(98a) Mixing Efficiency in a Simple, Continuous, Laminar-Flow Microdevice Using Computational and Experimental Approaches | AIChE

(98a) Mixing Efficiency in a Simple, Continuous, Laminar-Flow Microdevice Using Computational and Experimental Approaches


Armenante, P. - Presenter, New Jersey Institute of Technology
Basuray, S., New Jersey Institute of Technology
Arockiam, S., New Jersey Institute of Technology
Microfluidic devices are small-scale designed to mix two miscible fluids at the microscale level achieve in order to promote fluid mixing and blending by increasing the contact area between the mixing species. In a number of cases these devices use complex 2D or 3D architectures, including multiple splitting, recombining, or rotating channels incorporating structures with twists, embedded barriers, or staggered herringbone structures. These devices can be complex and expensive to fabricate. In this work, a simple but effective micromixer device was assembled to obtain a microfluidic mixer that is easy to fabricate, inexpensive, and readily built in most laboratories without the need for dedicated personnel, extensive training, and dedicated and costly fabrication equipment. To achieve this goal, serpentine micromixers were developed, built, experimentally tested, and computationally analyzed using a lamination-based assembly that can be obtained by using simple tools and supplies available in non-microdevice dedicated laboratories. A fluorescence imaging technique was then used to quantify the mixing effectiveness of these devices. Computational Fluid Dynamics (CFD) modeling of the same devices using a commercially available software (COMSOL) was conducted to both validate the computational approach and to corroborate the experimental results.
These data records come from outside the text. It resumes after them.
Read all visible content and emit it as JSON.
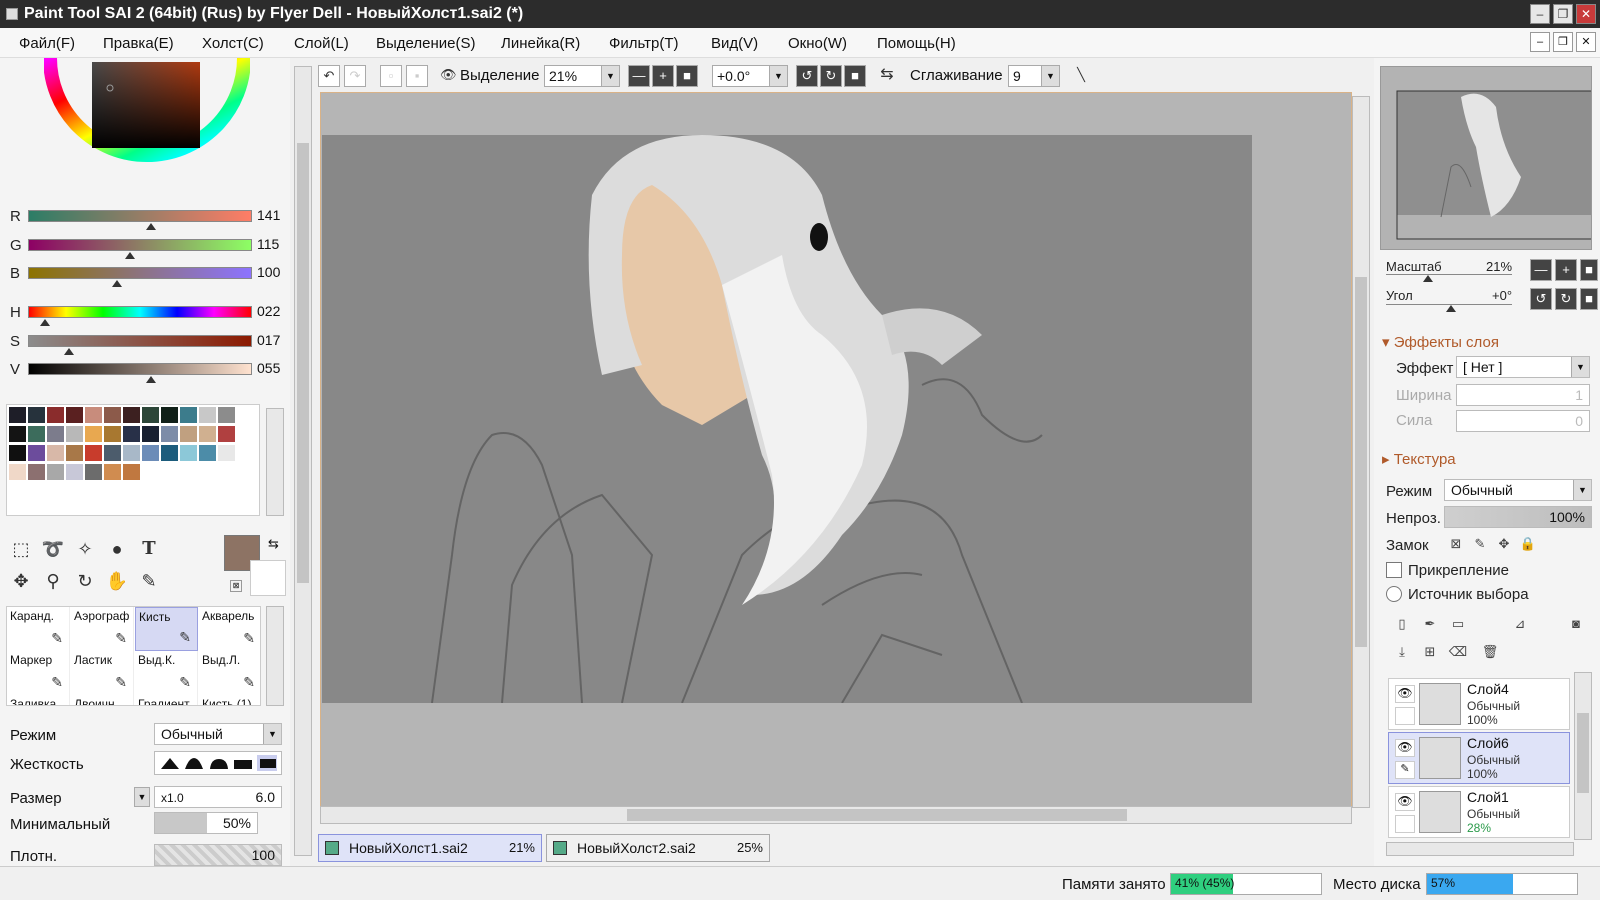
{
  "window": {
    "title": "Paint Tool SAI 2 (64bit) (Rus) by Flyer Dell - НовыйХолст1.sai2 (*)"
  },
  "menu": [
    "Файл(F)",
    "Правка(E)",
    "Холст(C)",
    "Слой(L)",
    "Выделение(S)",
    "Линейка(R)",
    "Фильтр(T)",
    "Вид(V)",
    "Окно(W)",
    "Помощь(H)"
  ],
  "color_sliders": [
    {
      "label": "R",
      "value": "141",
      "fraction": 0.55
    },
    {
      "label": "G",
      "value": "115",
      "fraction": 0.45
    },
    {
      "label": "B",
      "value": "100",
      "fraction": 0.39
    },
    {
      "label": "H",
      "value": "022",
      "fraction": 0.06
    },
    {
      "label": "S",
      "value": "017",
      "fraction": 0.17
    },
    {
      "label": "V",
      "value": "055",
      "fraction": 0.55
    }
  ],
  "current_color": "#8d7364",
  "brushes": [
    {
      "label": "Каранд.",
      "icon": "pencil-icon"
    },
    {
      "label": "Аэрограф",
      "icon": "airbrush-icon"
    },
    {
      "label": "Кисть",
      "icon": "brush-icon",
      "active": true
    },
    {
      "label": "Акварель",
      "icon": "watercolor-icon"
    },
    {
      "label": "Маркер",
      "icon": "marker-icon"
    },
    {
      "label": "Ластик",
      "icon": "eraser-icon"
    },
    {
      "label": "Выд.К.",
      "icon": "select-pen-icon"
    },
    {
      "label": "Выд.Л.",
      "icon": "select-eraser-icon"
    },
    {
      "label": "Заливка",
      "icon": "fill-icon"
    },
    {
      "label": "Двоичн.",
      "icon": "binary-icon"
    },
    {
      "label": "Градиент",
      "icon": "gradient-icon"
    },
    {
      "label": "Кисть (1)",
      "icon": "brush2-icon"
    }
  ],
  "brush_props": {
    "mode_label": "Режим",
    "mode_value": "Обычный",
    "hardness_label": "Жесткость",
    "size_label": "Размер",
    "size_mult": "x1.0",
    "size_value": "6.0",
    "min_label": "Минимальный",
    "min_value": "50%",
    "density_label": "Плотн.",
    "density_value": "100"
  },
  "toolbar": {
    "selection_label": "Выделение",
    "zoom_value": "21%",
    "angle_value": "+0.0°",
    "smoothing_label": "Сглаживание",
    "smoothing_value": "9"
  },
  "tabs": [
    {
      "name": "НовыйХолст1.sai2",
      "pct": "21%",
      "active": true
    },
    {
      "name": "НовыйХолст2.sai2",
      "pct": "25%",
      "active": false
    }
  ],
  "navigator": {
    "zoom_label": "Масштаб",
    "zoom_value": "21%",
    "angle_label": "Угол",
    "angle_value": "+0°"
  },
  "layer_effects": {
    "title": "Эффекты слоя",
    "effect_label": "Эффект",
    "effect_value": "[ Нет ]",
    "width_label": "Ширина",
    "width_value": "1",
    "strength_label": "Сила",
    "strength_value": "0"
  },
  "texture": {
    "title": "Текстура"
  },
  "layer_props": {
    "mode_label": "Режим",
    "mode_value": "Обычный",
    "opacity_label": "Непроз.",
    "opacity_value": "100%",
    "lock_label": "Замок",
    "clip_label": "Прикрепление",
    "source_label": "Источник выбора"
  },
  "layers": [
    {
      "name": "Слой4",
      "mode": "Обычный",
      "opacity": "100%",
      "active": false
    },
    {
      "name": "Слой6",
      "mode": "Обычный",
      "opacity": "100%",
      "active": true
    },
    {
      "name": "Слой1",
      "mode": "Обычный",
      "opacity": "28%",
      "active": false
    }
  ],
  "status": {
    "memory_label": "Памяти занято",
    "memory_value": "41% (45%)",
    "memory_fraction": 0.41,
    "disk_label": "Место диска",
    "disk_value": "57%",
    "disk_fraction": 0.57
  }
}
The computational results were found to be in excellent agreement with the experimental data and showed that the serpentine micromixer can achieve significant levels of mixing efficiency. In addition, different modified versions of the same basic serpentine design were analyzed using CFD in order to determine which systems would result in improved mixing efficiency. Finally, computational results for a straight microfluidic channel were separately obtained in order to quantify the increase in mixing efficiency produced by the serpentine design with respect to a similar channel of the same length. These computational results were also compared with previous theoretical predictions for straight channels and were in excellent agreement with them.